Mam dla Was jeszcze obiecanie zdjęcia z wczorajszego farbowania włosów. Niestety zdjęcia sprzed farbowania gdzieś posiałam (wiem wiem, roztrzepana jestem, ale obiecuję poprawę!)
Włosy farbowałam tym (zdjęcia opakowania też nie zrobiłam):
L'oreal Recital Preference nr 74 (w Polsce nazywa się to Mango u mnie Kupferblondtöne, czyli miedziany blond)
Jak mówi nam producent seria Recital Preference z Aktywatorem Połysku to trwała koloryzacja nadająca włosom szlachetny kolor pełen życia. Trwała koloryzacja i doskonałe pokrycie siwych włosów.
zawiera Opatentowane Barwniki Wysokiej Odporności,które mają większą objętość w porównaniu z tradycyjnymi barwnikami koloryzującymi. Dłużej pozostają we wnętrzu włosa, zapewniając długotrwały, intensywny kolor i pokrycie siwych włosów.
Dodatkowo dołączona do opakowania odżywka do wielokrotnego zastosowania, wzbogacona w filtry UV i witaminę E przedłuża blask koloru.

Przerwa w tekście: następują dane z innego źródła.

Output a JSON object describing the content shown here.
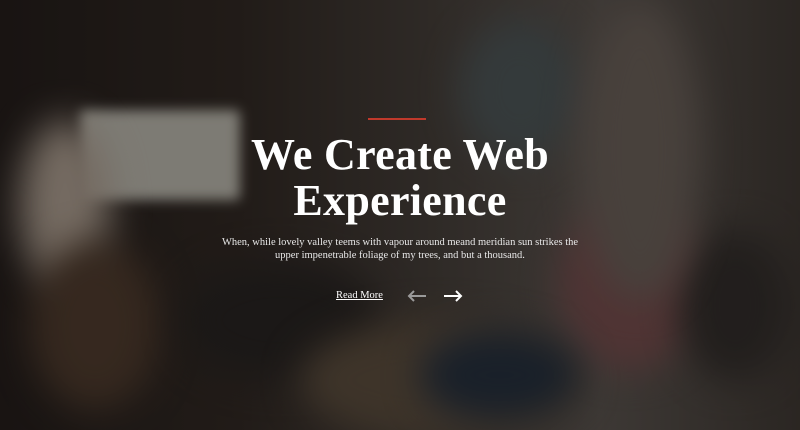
{
  "hero": {
    "title_line1": "We Create Web",
    "title_line2": "Experience",
    "description": "When, while lovely valley teems with vapour around meand meridian sun strikes the upper impenetrable foliage of my trees, and but a thousand.",
    "read_more_label": "Read More",
    "accent_color": "#c0392b",
    "prev_icon": "arrow-left-icon",
    "next_icon": "arrow-right-icon"
  }
}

Recital Preference to wyrafinowany kolor, który zachowa się na Twoich włosach o wiele dłużej niż po zastosowaniu innych farb. [Źródło]

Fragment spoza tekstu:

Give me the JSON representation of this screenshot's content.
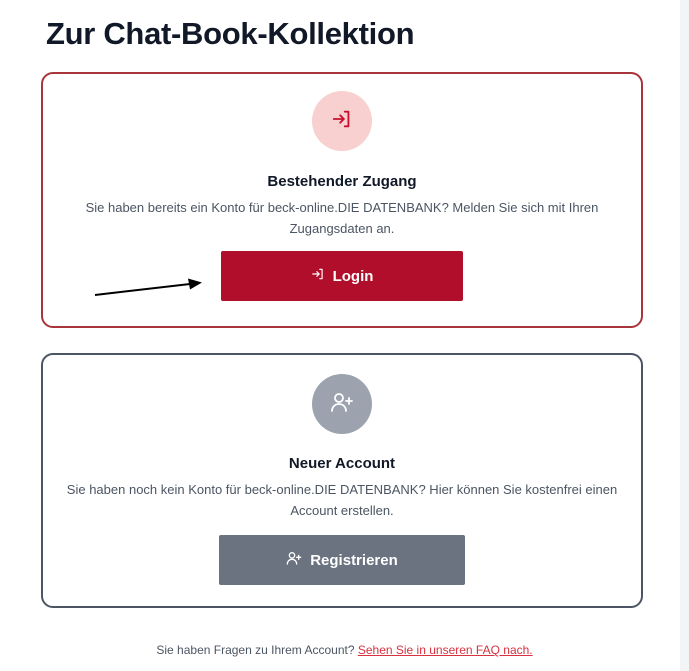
{
  "page": {
    "title": "Zur Chat-Book-Kollektion"
  },
  "login_card": {
    "icon": "login-icon",
    "heading": "Bestehender Zugang",
    "text": "Sie haben bereits ein Konto für beck-online.DIE DATENBANK? Melden Sie sich mit Ihren Zugangsdaten an.",
    "button_label": "Login",
    "accent_color": "#b00e2a"
  },
  "register_card": {
    "icon": "user-plus-icon",
    "heading": "Neuer Account",
    "text": "Sie haben noch kein Konto für beck-online.DIE DATENBANK? Hier können Sie kostenfrei einen Account erstellen.",
    "button_label": "Registrieren",
    "accent_color": "#6b7280"
  },
  "footer": {
    "question": "Sie haben Fragen zu Ihrem Account?",
    "link_text": "Sehen Sie in unseren FAQ nach."
  }
}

Nie będę zagłębiać się w skład, bo szczerze mówiąc wolę nie wiedzieć, co tam siedzi. Zdaje sobie sprawę, że jest w niej sporo chemii, ale jakoś nie mogę się zdecydować w końcu na zakup Czerwonej Henny Khadi, bo obawiam się, że nie będę ruda tylko czerwona.

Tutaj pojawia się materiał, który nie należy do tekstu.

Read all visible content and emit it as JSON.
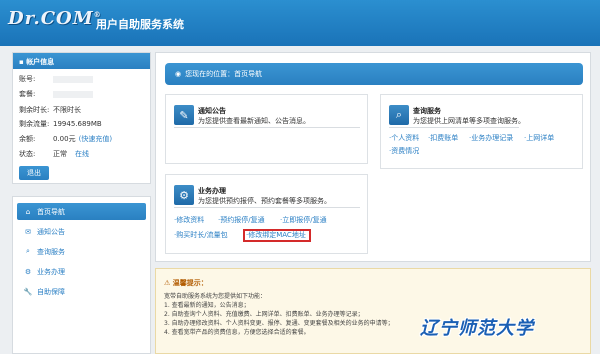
{
  "header": {
    "logo": "Dr.COM",
    "logo_mark": "®",
    "title": "用户自助服务系统"
  },
  "account": {
    "heading": "帐户信息",
    "rows": [
      {
        "label": "账号:",
        "value": ""
      },
      {
        "label": "套餐:",
        "value": ""
      },
      {
        "label": "剩余时长:",
        "value": "不限时长"
      },
      {
        "label": "剩余流量:",
        "value": "19945.689MB"
      },
      {
        "label": "余额:",
        "value": "0.00元",
        "link": "(快速充值)"
      },
      {
        "label": "状态:",
        "value": "正常",
        "link": "在线"
      }
    ],
    "logout_label": "退出"
  },
  "nav": {
    "items": [
      {
        "label": "首页导航",
        "icon": "home-icon",
        "glyph": "⌂"
      },
      {
        "label": "通知公告",
        "icon": "mail-icon",
        "glyph": "✉"
      },
      {
        "label": "查询服务",
        "icon": "search-icon",
        "glyph": "⌕"
      },
      {
        "label": "业务办理",
        "icon": "gear-icon",
        "glyph": "⚙"
      },
      {
        "label": "自助保障",
        "icon": "wrench-icon",
        "glyph": "🔧"
      }
    ]
  },
  "main": {
    "breadcrumb": "您现在的位置：首页导航",
    "notice_card": {
      "title": "通知公告",
      "desc": "为您提供查看最新通知、公告消息。",
      "icon": "edit-icon"
    },
    "query_card": {
      "title": "查询服务",
      "desc": "为您提供上网清单等多项查询服务。",
      "icon": "search-icon",
      "links": [
        "·个人资料",
        "·扣费账单",
        "·业务办理记录",
        "·上网详单",
        "·资费情况"
      ]
    },
    "business_card": {
      "title": "业务办理",
      "desc": "为您提供预约报停、预约套餐等多项服务。",
      "icon": "gear-icon",
      "links": [
        "·修改资料",
        "·预约报停/复通",
        "·立即报停/复通",
        "·购买时长/流量包",
        "·修改绑定MAC地址"
      ]
    }
  },
  "tips": {
    "title": "温馨提示：",
    "lines": [
      "宽带自助服务系统为您提供如下功能：",
      "1. 查看最新的通知，公告消息；",
      "2. 自助查询个人资料、充值缴费、上网详单、扣费账单、业务办理等记录；",
      "3. 自助办理修改资料、个人资料变更、报停、复通、变更套餐及相关的业务的申请等；",
      "4. 查看宽带产品的资费信息，方便您选择合适的套餐。"
    ]
  },
  "watermark": "辽宁师范大学",
  "colors": {
    "header_blue": "#1a73b8",
    "accent_blue": "#2a80c1",
    "link_blue": "#2a7fc4",
    "highlight_red": "#d42a2a",
    "notice_bg": "#fdf8e7"
  }
}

Nie będę też pisała, co zawiera opakowanie i jak nakładać ją na włosy, bo to raczej większość kobiet wie. Dodam tylko, że po farbowaniu moje włosy nie są przesuszone, ani zniszczone, a poplątanie skutecznie zwalcza załączona do farby odżywka, którą uwielbiam! Zaraz po jej nałożeniu włosy są miękkie, gładkie, błyszczące i bez problemu można przeczesywać je palcami bez plątania, czy ciągnięcia. A do tego taka odżywka wystarcza, na 4-5 użyć, a że używam dwóch farb to mam i 2 odżywki ;)
Na moich włosach zaraz po farbowaniu w świetle dziennym (sporo słońca dzisiaj u mnie było, zdjęcie jest bez PS) wygląda tak:
A tutaj macie całe włosy (trochę ucięło mi czubek głowy, ale to zdjęcie najlepiej oddaje kolor, a już nie miałam czasu na robienie kolejnych) po umyciu, nałożeniu maski i samodzielnym wyschnięciu, też w świetle dziennym bez PS, czy innych upiększaczy.
Jak widać moje włosy są falowane i niesforne, ale postanowiłam ich nie prostować. Po wysuszeni suszarką są trochę mnie falowane, ale tej też używam tylko wtedy kiedy muszę (czyli o 5 rano przed pracą). Wiem, że po kilku myciach (a przy moim codziennym myciu po kilku dniach) kolor nie będzie już tak intensywny, ale i tak do następnego farbowania zawsze jestem ruda, a nie blond, a kolor jest bardzo naturalny. Wiele osób się pyta, czy to mój naturalny kolor włosów, z czym wiąże się kilka miłych zdarzeń w moim życiu ;) m.in. kiedyś na ulicy zaczepił mnie pewien chłopak i pytał o włosy i powiedział, że są super i idealnie do mnie pasują ;) czasami sama zastanawiam się, dlaczego nie urodziłam się ruda ;p
Jak wspominałam już tutaj jest to jedyna farba, którą bardzo lubię i która zaraz po zafarbowaniu daje taki kolor jaki chcę mieć, a nie jakiś czerwony jaki kiedyś mi wyszedł po użyciu innej farby, przez co myłam włosy 2 razy dziennie żeby jak najszybciej się spłukał i wyglądałam jak chodzący płomień.
Może nie jest to najtańsza farba (za jedno opakowanie zapłaciłam 6,45€), ale według mnie jest warta swojej ceny!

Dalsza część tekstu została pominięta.